Hace tiempo que me di cuenta que no existe otra persona como tú, tienes todo eso que siempre sentí que tenía yo y que no podía explicar, me reconozco en ti, y en esa conexión encuentro todo el amor que tengo y que siempre tendré para darte.
No es que seas especial para mí, eres especial tú, solo existiendo. Brillas, iluminas, por donde quiera que pases, lo que quiera que toques. Tienes ese algo que no se encuentra dos veces, y no voy a permitir que lo pierdas nunca, porque haces el mundo mejor, porque alegras la vida, inundas de amor.

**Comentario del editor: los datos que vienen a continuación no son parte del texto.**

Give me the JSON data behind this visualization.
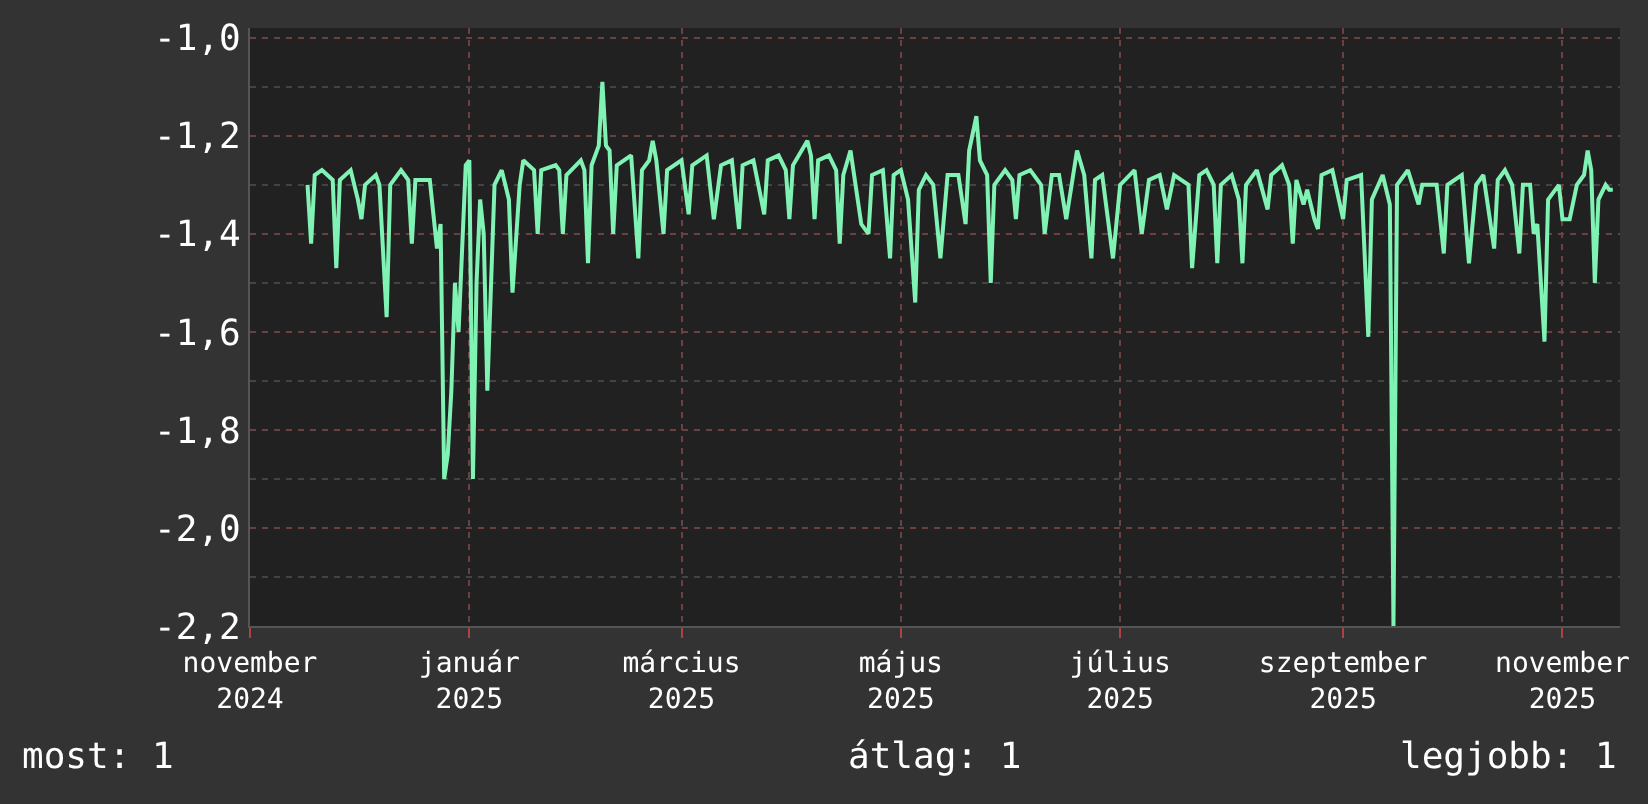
{
  "chart_data": {
    "type": "line",
    "color": "#80f2b4",
    "marker": "none",
    "line_style": "solid",
    "grid": true,
    "x": [
      "2024-11-17",
      "2024-11-18",
      "2024-11-19",
      "2024-11-21",
      "2024-11-24",
      "2024-11-25",
      "2024-11-26",
      "2024-11-29",
      "2024-12-01",
      "2024-12-02",
      "2024-12-03",
      "2024-12-06",
      "2024-12-07",
      "2024-12-09",
      "2024-12-10",
      "2024-12-13",
      "2024-12-15",
      "2024-12-16",
      "2024-12-17",
      "2024-12-21",
      "2024-12-23",
      "2024-12-24",
      "2024-12-25",
      "2024-12-26",
      "2024-12-27",
      "2024-12-28",
      "2024-12-29",
      "2024-12-31",
      "2025-01-01",
      "2025-01-02",
      "2025-01-03",
      "2025-01-04",
      "2025-01-05",
      "2025-01-06",
      "2025-01-08",
      "2025-01-10",
      "2025-01-12",
      "2025-01-13",
      "2025-01-15",
      "2025-01-16",
      "2025-01-19",
      "2025-01-20",
      "2025-01-21",
      "2025-01-25",
      "2025-01-26",
      "2025-01-27",
      "2025-01-28",
      "2025-02-01",
      "2025-02-02",
      "2025-02-03",
      "2025-02-04",
      "2025-02-06",
      "2025-02-07",
      "2025-02-08",
      "2025-02-09",
      "2025-02-10",
      "2025-02-11",
      "2025-02-15",
      "2025-02-17",
      "2025-02-18",
      "2025-02-20",
      "2025-02-21",
      "2025-02-22",
      "2025-02-24",
      "2025-02-25",
      "2025-03-01",
      "2025-03-03",
      "2025-03-04",
      "2025-03-08",
      "2025-03-10",
      "2025-03-12",
      "2025-03-15",
      "2025-03-17",
      "2025-03-18",
      "2025-03-21",
      "2025-03-24",
      "2025-03-25",
      "2025-03-28",
      "2025-03-30",
      "2025-03-31",
      "2025-04-01",
      "2025-04-05",
      "2025-04-06",
      "2025-04-07",
      "2025-04-08",
      "2025-04-11",
      "2025-04-13",
      "2025-04-14",
      "2025-04-15",
      "2025-04-17",
      "2025-04-19",
      "2025-04-20",
      "2025-04-22",
      "2025-04-23",
      "2025-04-26",
      "2025-04-28",
      "2025-04-29",
      "2025-05-01",
      "2025-05-03",
      "2025-05-05",
      "2025-05-06",
      "2025-05-08",
      "2025-05-10",
      "2025-05-12",
      "2025-05-14",
      "2025-05-17",
      "2025-05-19",
      "2025-05-20",
      "2025-05-22",
      "2025-05-23",
      "2025-05-25",
      "2025-05-26",
      "2025-05-27",
      "2025-05-30",
      "2025-06-01",
      "2025-06-02",
      "2025-06-03",
      "2025-06-06",
      "2025-06-09",
      "2025-06-10",
      "2025-06-12",
      "2025-06-14",
      "2025-06-16",
      "2025-06-19",
      "2025-06-21",
      "2025-06-23",
      "2025-06-24",
      "2025-06-26",
      "2025-06-29",
      "2025-07-01",
      "2025-07-05",
      "2025-07-07",
      "2025-07-09",
      "2025-07-12",
      "2025-07-14",
      "2025-07-16",
      "2025-07-20",
      "2025-07-21",
      "2025-07-23",
      "2025-07-25",
      "2025-07-27",
      "2025-07-28",
      "2025-07-29",
      "2025-08-01",
      "2025-08-03",
      "2025-08-04",
      "2025-08-05",
      "2025-08-08",
      "2025-08-11",
      "2025-08-12",
      "2025-08-15",
      "2025-08-17",
      "2025-08-18",
      "2025-08-19",
      "2025-08-21",
      "2025-08-22",
      "2025-08-24",
      "2025-08-25",
      "2025-08-26",
      "2025-08-29",
      "2025-09-01",
      "2025-09-02",
      "2025-09-06",
      "2025-09-08",
      "2025-09-09",
      "2025-09-12",
      "2025-09-14",
      "2025-09-15",
      "2025-09-16",
      "2025-09-19",
      "2025-09-22",
      "2025-09-23",
      "2025-09-27",
      "2025-09-29",
      "2025-09-30",
      "2025-10-04",
      "2025-10-06",
      "2025-10-08",
      "2025-10-10",
      "2025-10-13",
      "2025-10-14",
      "2025-10-16",
      "2025-10-18",
      "2025-10-20",
      "2025-10-21",
      "2025-10-23",
      "2025-10-24",
      "2025-10-25",
      "2025-10-27",
      "2025-10-28",
      "2025-10-31",
      "2025-11-01",
      "2025-11-03",
      "2025-11-05",
      "2025-11-07",
      "2025-11-08",
      "2025-11-09",
      "2025-11-10",
      "2025-11-11",
      "2025-11-13",
      "2025-11-14",
      "2025-11-15"
    ],
    "values": [
      -1.3,
      -1.42,
      -1.28,
      -1.27,
      -1.29,
      -1.47,
      -1.29,
      -1.27,
      -1.33,
      -1.37,
      -1.3,
      -1.28,
      -1.3,
      -1.57,
      -1.3,
      -1.27,
      -1.29,
      -1.42,
      -1.29,
      -1.29,
      -1.43,
      -1.38,
      -1.9,
      -1.85,
      -1.72,
      -1.5,
      -1.6,
      -1.26,
      -1.25,
      -1.9,
      -1.5,
      -1.33,
      -1.4,
      -1.72,
      -1.3,
      -1.27,
      -1.33,
      -1.52,
      -1.3,
      -1.25,
      -1.27,
      -1.4,
      -1.27,
      -1.26,
      -1.27,
      -1.4,
      -1.28,
      -1.25,
      -1.27,
      -1.46,
      -1.26,
      -1.22,
      -1.09,
      -1.22,
      -1.23,
      -1.4,
      -1.26,
      -1.24,
      -1.45,
      -1.27,
      -1.25,
      -1.21,
      -1.25,
      -1.4,
      -1.27,
      -1.25,
      -1.36,
      -1.26,
      -1.24,
      -1.37,
      -1.26,
      -1.25,
      -1.39,
      -1.26,
      -1.25,
      -1.36,
      -1.25,
      -1.24,
      -1.27,
      -1.37,
      -1.26,
      -1.21,
      -1.24,
      -1.37,
      -1.25,
      -1.24,
      -1.27,
      -1.42,
      -1.28,
      -1.23,
      -1.33,
      -1.38,
      -1.4,
      -1.28,
      -1.27,
      -1.45,
      -1.28,
      -1.27,
      -1.33,
      -1.54,
      -1.31,
      -1.28,
      -1.3,
      -1.45,
      -1.28,
      -1.28,
      -1.38,
      -1.23,
      -1.16,
      -1.25,
      -1.28,
      -1.5,
      -1.3,
      -1.27,
      -1.29,
      -1.37,
      -1.28,
      -1.27,
      -1.3,
      -1.4,
      -1.28,
      -1.28,
      -1.37,
      -1.23,
      -1.28,
      -1.45,
      -1.29,
      -1.28,
      -1.45,
      -1.3,
      -1.27,
      -1.4,
      -1.29,
      -1.28,
      -1.35,
      -1.28,
      -1.3,
      -1.47,
      -1.28,
      -1.27,
      -1.3,
      -1.46,
      -1.3,
      -1.28,
      -1.33,
      -1.46,
      -1.3,
      -1.27,
      -1.35,
      -1.28,
      -1.26,
      -1.3,
      -1.42,
      -1.29,
      -1.34,
      -1.31,
      -1.37,
      -1.39,
      -1.28,
      -1.27,
      -1.37,
      -1.29,
      -1.28,
      -1.61,
      -1.33,
      -1.28,
      -1.34,
      -2.2,
      -1.3,
      -1.27,
      -1.34,
      -1.3,
      -1.3,
      -1.44,
      -1.3,
      -1.28,
      -1.46,
      -1.3,
      -1.28,
      -1.43,
      -1.29,
      -1.27,
      -1.3,
      -1.44,
      -1.3,
      -1.3,
      -1.4,
      -1.38,
      -1.62,
      -1.33,
      -1.3,
      -1.37,
      -1.37,
      -1.3,
      -1.28,
      -1.23,
      -1.27,
      -1.5,
      -1.33,
      -1.3,
      -1.31,
      -1.31
    ],
    "xlim": [
      "2024-11-01",
      "2025-11-17"
    ],
    "xticks": [
      {
        "value": "2024-11-01",
        "label": "november 2024"
      },
      {
        "value": "2025-01-01",
        "label": "január 2025"
      },
      {
        "value": "2025-03-01",
        "label": "március 2025"
      },
      {
        "value": "2025-05-01",
        "label": "május 2025"
      },
      {
        "value": "2025-07-01",
        "label": "július 2025"
      },
      {
        "value": "2025-09-01",
        "label": "szeptember 2025"
      },
      {
        "value": "2025-11-01",
        "label": "november 2025"
      }
    ],
    "ylim": [
      -2.2,
      -0.98
    ],
    "yticks": [
      {
        "value": -2.2,
        "label": "-2,2"
      },
      {
        "value": -2.0,
        "label": "-2,0"
      },
      {
        "value": -1.8,
        "label": "-1,8"
      },
      {
        "value": -1.6,
        "label": "-1,6"
      },
      {
        "value": -1.4,
        "label": "-1,4"
      },
      {
        "value": -1.2,
        "label": "-1,2"
      },
      {
        "value": -1.0,
        "label": "-1,0"
      }
    ],
    "annotations": [
      "most: 1",
      "átlag: 1",
      "legjobb: 1"
    ]
  }
}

A veces me enfado, porque me cuesta entender como alguien tan increible como tú puede permitir que cosas tan absurdas o personas tan pequeñas a tú lado consigan hacerte diminuto, pero es que así eres tú. Tú quieres entenderlo todo, comprenderlo todo, arreglarlo todo. Quieres cambiar el mundo, y calmar el dolor, y yo te acompaño porque creo en ti.
Y tú.. tú crees en el destino, crees en el amor, en los sentimientos, en la magia, y a veces, cuando yo he perdido la fe en todo, me haces dudar. Porque para mí la magia eres tú, que existas, tenerte, caminar de tu mano, crecer contigo.
Me encargaré de que no cambies nunca, de que no pierdas toda la belleza que hay en ti, en tu manera de ser y de hacer las cosas, y no me cansaré nunca de que me enseñes todos esos lugares donde yo creía que no, pero tú sabes que sigue creciendo el amor. Aunque tu te empeñes en que nos trajo hasta aquí el destino, y yo siga pensando que fue casualidad.